Imagine a stack of boxes. If they are all exactly on top of each other, the stack is stable. However, if one is placed on top of another so that the front of one is stuck over the edge of the other, the stack can become unstable. In the vertebral column, this is called spondylolisthesis, and it almost always happens at L4 on L5. In your case, the major issue is stenosis — the narrowing of the spinal canal, where the spinal cord is.
Fortunately, spondylolisthesis in an adult generally does not progress to the point where the spinal cord is in danger. Surgery is considered only when a person has pain that cannot be controlled, and fortunately, it sounds like you are doing pretty well for pain. You have not mentioned any weakness, which would of course be concerning.

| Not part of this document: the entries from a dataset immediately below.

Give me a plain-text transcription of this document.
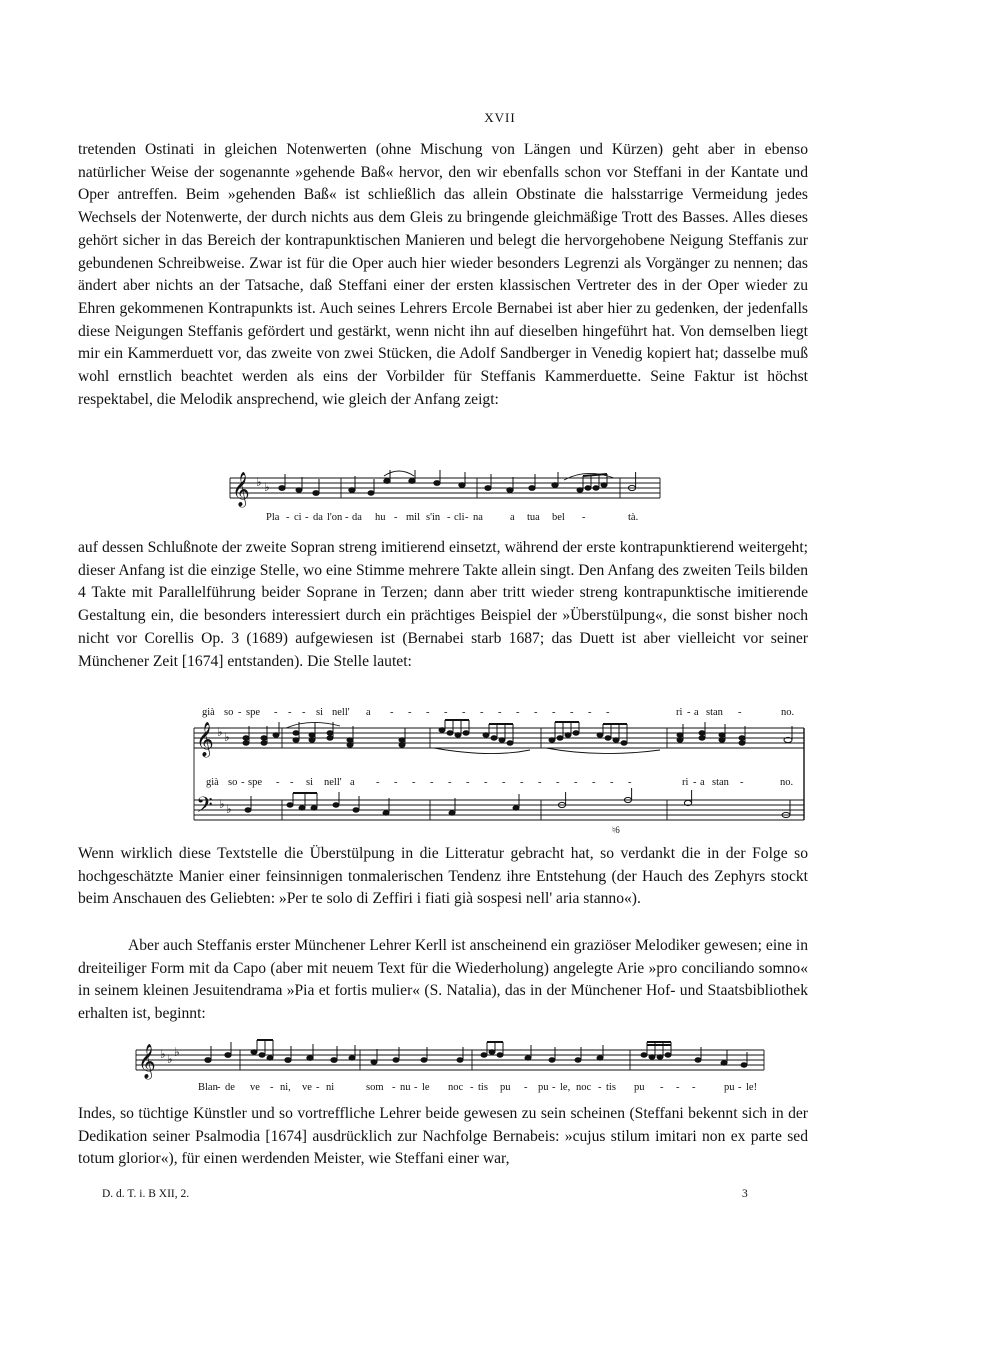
XVII

tretenden Ostinati in gleichen Notenwerten (ohne Mischung von Längen und Kürzen) geht aber in ebenso natürlicher Weise der sogenannte »gehende Baß« hervor, den wir ebenfalls schon vor Steffani in der Kantate und Oper antreffen. Beim »gehenden Baß« ist schließlich das allein Obstinate die halsstarrige Vermeidung jedes Wechsels der Notenwerte, der durch nichts aus dem Gleis zu bringende gleichmäßige Trott des Basses. Alles dieses gehört sicher in das Bereich der kontrapunktischen Manieren und belegt die hervorgehobene Neigung Steffanis zur gebundenen Schreibweise. Zwar ist für die Oper auch hier wieder besonders Legrenzi als Vorgänger zu nennen; das ändert aber nichts an der Tatsache, daß Steffani einer der ersten klassischen Vertreter des in der Oper wieder zu Ehren gekommenen Kontrapunkts ist. Auch seines Lehrers Ercole Bernabei ist aber hier zu gedenken, der jedenfalls diese Neigungen Steffanis gefördert und gestärkt, wenn nicht ihn auf dieselben hingeführt hat. Von demselben liegt mir ein Kammerduett vor, das zweite von zwei Stücken, die Adolf Sandberger in Venedig kopiert hat; dasselbe muß wohl ernstlich beachtet werden als eins der Vorbilder für Steffanis Kammerduette. Seine Faktur ist höchst respektabel, die Melodik ansprechend, wie gleich der Anfang zeigt:

𝄞 ♭ ♭
Pla - ci - da l'on - da hu - mil s'in - cli - na	a tua bel -	tà.

auf dessen Schlußnote der zweite Sopran streng imitierend einsetzt, während der erste kontrapunktierend weitergeht; dieser Anfang ist die einzige Stelle, wo eine Stimme mehrere Takte allein singt. Den Anfang des zweiten Teils bilden 4 Takte mit Parallelführung beider Soprane in Terzen; dann aber tritt wieder streng kontrapunktische imitierende Gestaltung ein, die besonders interessiert durch ein prächtiges Beispiel der »Überstülpung«, die sonst bisher noch nicht vor Corellis Op. 3 (1689) aufgewiesen ist (Bernabei starb 1687; das Duett ist aber vielleicht vor seiner Münchener Zeit [1674] entstanden). Die Stelle lautet:

già so - spe - - - si nell' a - - - - - - - - - - - - -	ri - a stan -	no.
𝄞
𝄢
♭ ♭
♭ ♭
già so - spe - - si nell' a - - - - - - - - - - - - - - -	ri - a stan -	no.
♮6

Wenn wirklich diese Textstelle die Überstülpung in die Litteratur gebracht hat, so verdankt die in der Folge so hochgeschätzte Manier einer feinsinnigen tonmalerischen Tendenz ihre Entstehung (der Hauch des Zephyrs stockt beim Anschauen des Geliebten: »Per te solo di Zeffiri i fiati già sospesi nell' aria stanno«).

Aber auch Steffanis erster Münchener Lehrer Kerll ist anscheinend ein graziöser Melodiker gewesen; eine in dreiteiliger Form mit da Capo (aber mit neuem Text für die Wiederholung) angelegte Arie »pro conciliando somno« in seinem kleinen Jesuitendrama »Pia et fortis mulier« (S. Natalia), das in der Münchener Hof- und Staatsbibliothek erhalten ist, beginnt:

𝄞 ♭ ♭ ♭
Blan - de ve - ni, ve - ni	som - nu - le noc - tis pu - pu - le, noc - tis pu - - -	pu - le!

Indes, so tüchtige Künstler und so vortreffliche Lehrer beide gewesen zu sein scheinen (Steffani bekennt sich in der Dedikation seiner Psalmodia [1674] ausdrücklich zur Nachfolge Bernabeis: »cujus stilum imitari non ex parte sed totum glorior«), für einen werdenden Meister, wie Steffani einer war,

D. d. T. i. B XII, 2.	3
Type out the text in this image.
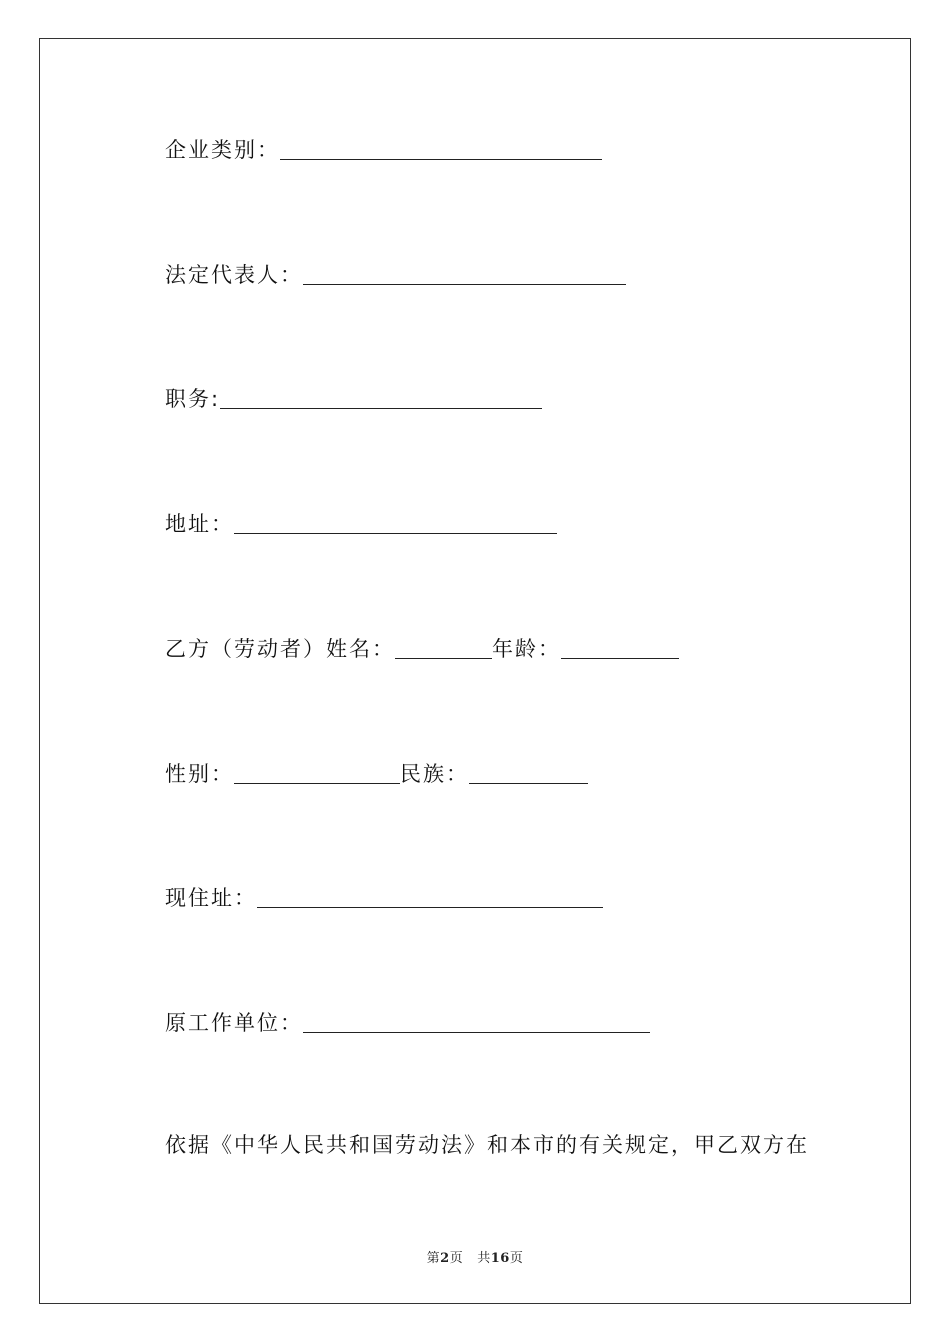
企业类别：
法定代表人：
职务:
地址：
乙方（劳动者）姓名：	年龄：
性别：	民族：
现住址：
原工作单位：
依据《中华人民共和国劳动法》和本市的有关规定，甲乙双方在
第2页 共16页
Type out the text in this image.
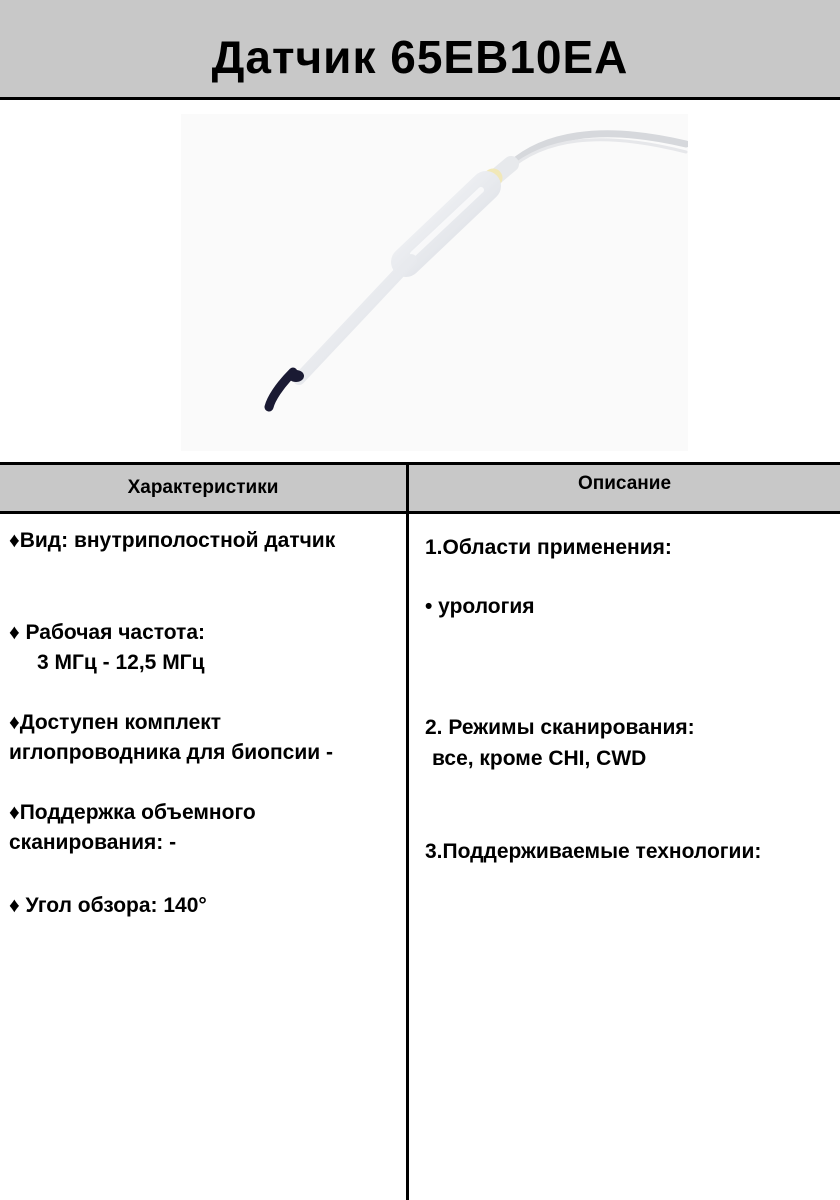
Датчик 65EB10EA
Характеристики	Описание
♦Вид: внутриполостной датчик
♦ Рабочая частота:
3 МГц - 12,5 МГц
♦Доступен комплект
иглопроводника для биопсии -
♦Поддержка объемного
сканирования: -
♦ Угол обзора: 140°
1.Области применения:
• урология
2. Режимы сканирования:
все, кроме CHI, CWD
3.Поддерживаемые технологии:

An offset of greater than 10 mm is associated with pain, but it is not necessarily an indication for surgery. At 82 years old, any elective surgery requires very careful consideration.
Dear Dr. Roach: I am a 90-year-old woman and recently I am having nighttime leg cramps in both legs. What kind of potassium pills should I take to help relieve the cramps? My gluten-free diet has helped, and I have no heart issues.
Although abnormalities of blood magnesium, sodium, phosphate and potassium all may be associated with leg cramping, none of these is the most likely cause, and I would recommend against supplementing before you get an evaluation of your blood levels.
At age 90, potassium levels, even in healthy people, are sometimes right at the top of the normal range, or even slightly elevated.
Excess potassium levels that come from taking additional potassium as a supplement can be very dangerous.
The most effective preventive strategies for nighttime leg cramps are regular moderate exercise and calf stretching before bed. Proper footwear, keeping sheets loose — one reader wrote than he used a cardboard box to keep the weight off his toes — and getting enough water will also help.
Medication is seldom necessary. I do not recommend quinine, even in tonic water, as it is not effective and can in the rare case be toxic. Verapamil, normally used for high blood pressure, can be considered for severe, recurrent leg cramps that have not responded to conservative treatments.